Serhiy Mykolayovych Kaplin (Сергій Миколайович Каплін), born on December 15, 1979, is a Ukrainian politician. He is a People's Deputy of Ukraine of the VIIth (candidate from UDAR) and VIIIth (candidate from Petro Poroshenko Bloc) convocations, and the leader of the Social Democratic Party. In the Ukrainian Parliament, he was a member of the faction of the Petro Poroshenko Bloc.

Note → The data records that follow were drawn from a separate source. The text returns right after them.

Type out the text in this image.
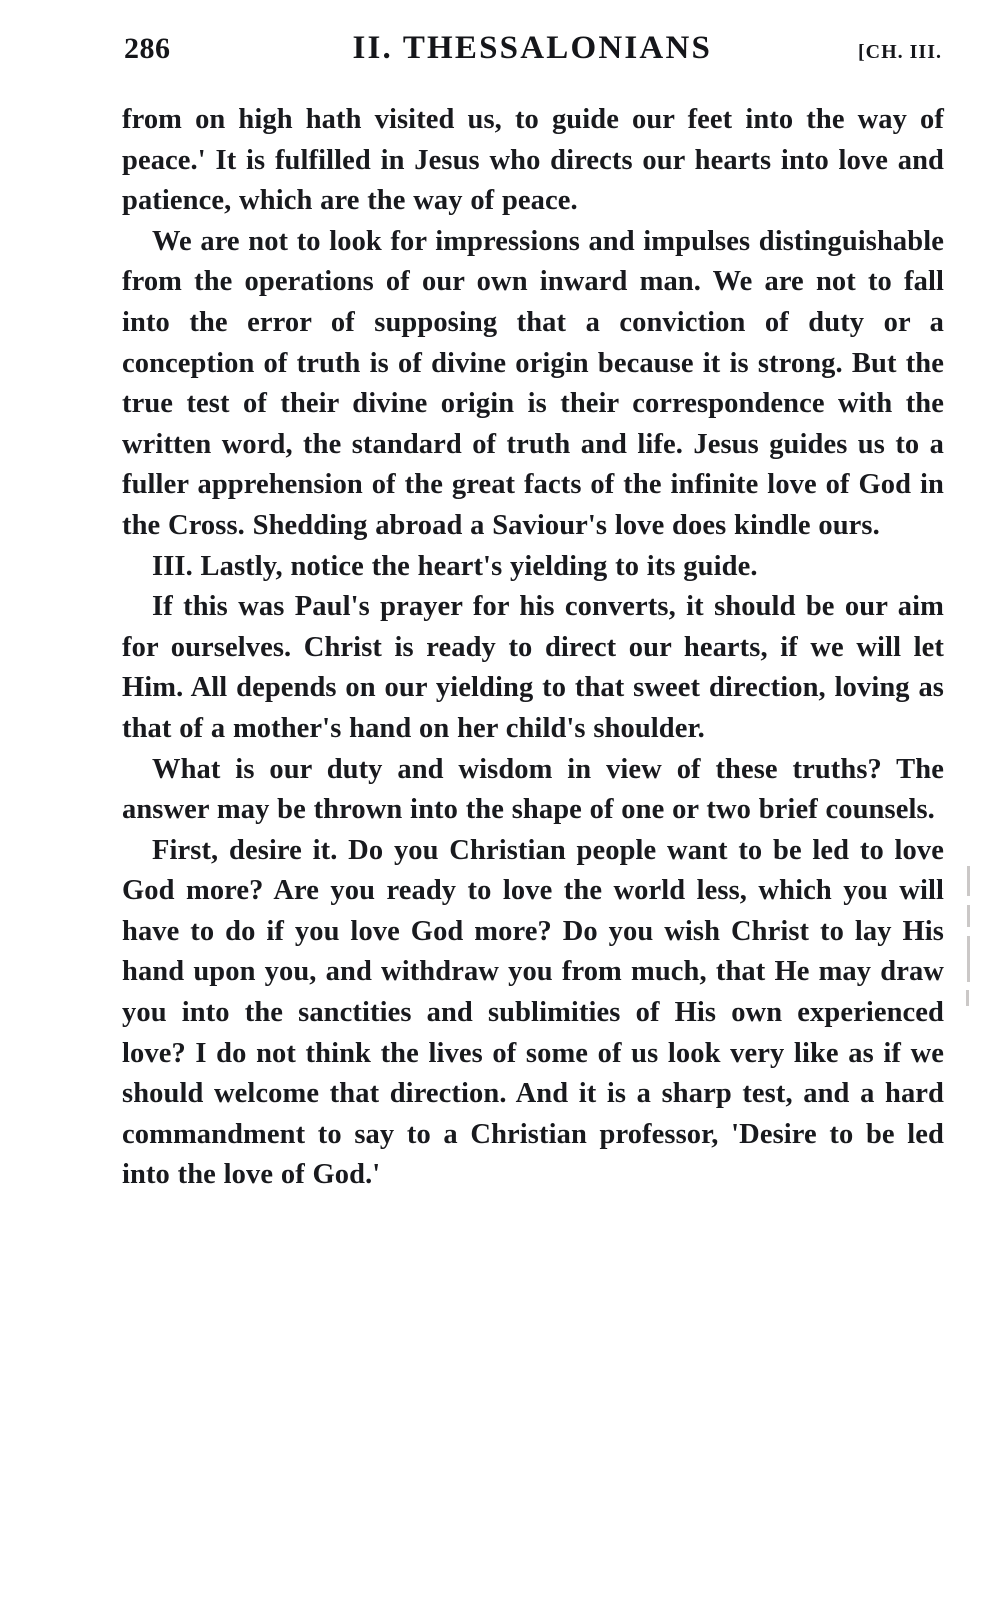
286	II. THESSALONIANS	[CH. III.

from on high hath visited us, to guide our feet into the way of peace.' It is fulfilled in Jesus who directs our hearts into love and patience, which are the way of peace.

We are not to look for impressions and impulses distinguishable from the operations of our own inward man. We are not to fall into the error of supposing that a conviction of duty or a conception of truth is of divine origin because it is strong. But the true test of their divine origin is their correspondence with the written word, the standard of truth and life. Jesus guides us to a fuller apprehension of the great facts of the infinite love of God in the Cross. Shedding abroad a Saviour's love does kindle ours.

III. Lastly, notice the heart's yielding to its guide.

If this was Paul's prayer for his converts, it should be our aim for ourselves. Christ is ready to direct our hearts, if we will let Him. All depends on our yielding to that sweet direction, loving as that of a mother's hand on her child's shoulder.

What is our duty and wisdom in view of these truths? The answer may be thrown into the shape of one or two brief counsels.

First, desire it. Do you Christian people want to be led to love God more? Are you ready to love the world less, which you will have to do if you love God more? Do you wish Christ to lay His hand upon you, and withdraw you from much, that He may draw you into the sanctities and sublimities of His own experienced love? I do not think the lives of some of us look very like as if we should welcome that direction. And it is a sharp test, and a hard commandment to say to a Christian professor, 'Desire to be led into the love of God.'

Kaplin was an unsuccessful candidate for President of Ukraine in the 2019 election.

==Biography==
On October 2, 2017, Kaplin was elected party leader of the Socialist Party of Ukraine during a congress and he simultaneously stated his intention to take part of the 2019 presidential election. On January 27, 2018, during the "joint meeting of the political council and the central control commission of the Socialist Party of Ukraine" Illia Kyva was expelled from the ranks of the Socialist Party of Ukraine and deprived of the status of the head of this political force. Kyva claimed that his exclusion from the SPU was illegitimate. Meanwhile, according to the legal registration of the Socialist Party Kyva was the legal chairman of this party. Kyva was nominated by the Socialist Party on November 3, 2018, for President of Ukraine in the 2019 election.

According to a 2018 survey (of all Ukrainian politicians) by the "Committee of Voters of Ukraine" most of Kaplin's election promises cannot be fulfilled even theoretically.

In the 2019 Ukrainian parliamentary election Kaplin lost reelection as an independent candidate in single-seat constituency 144 (Poltava Oblast).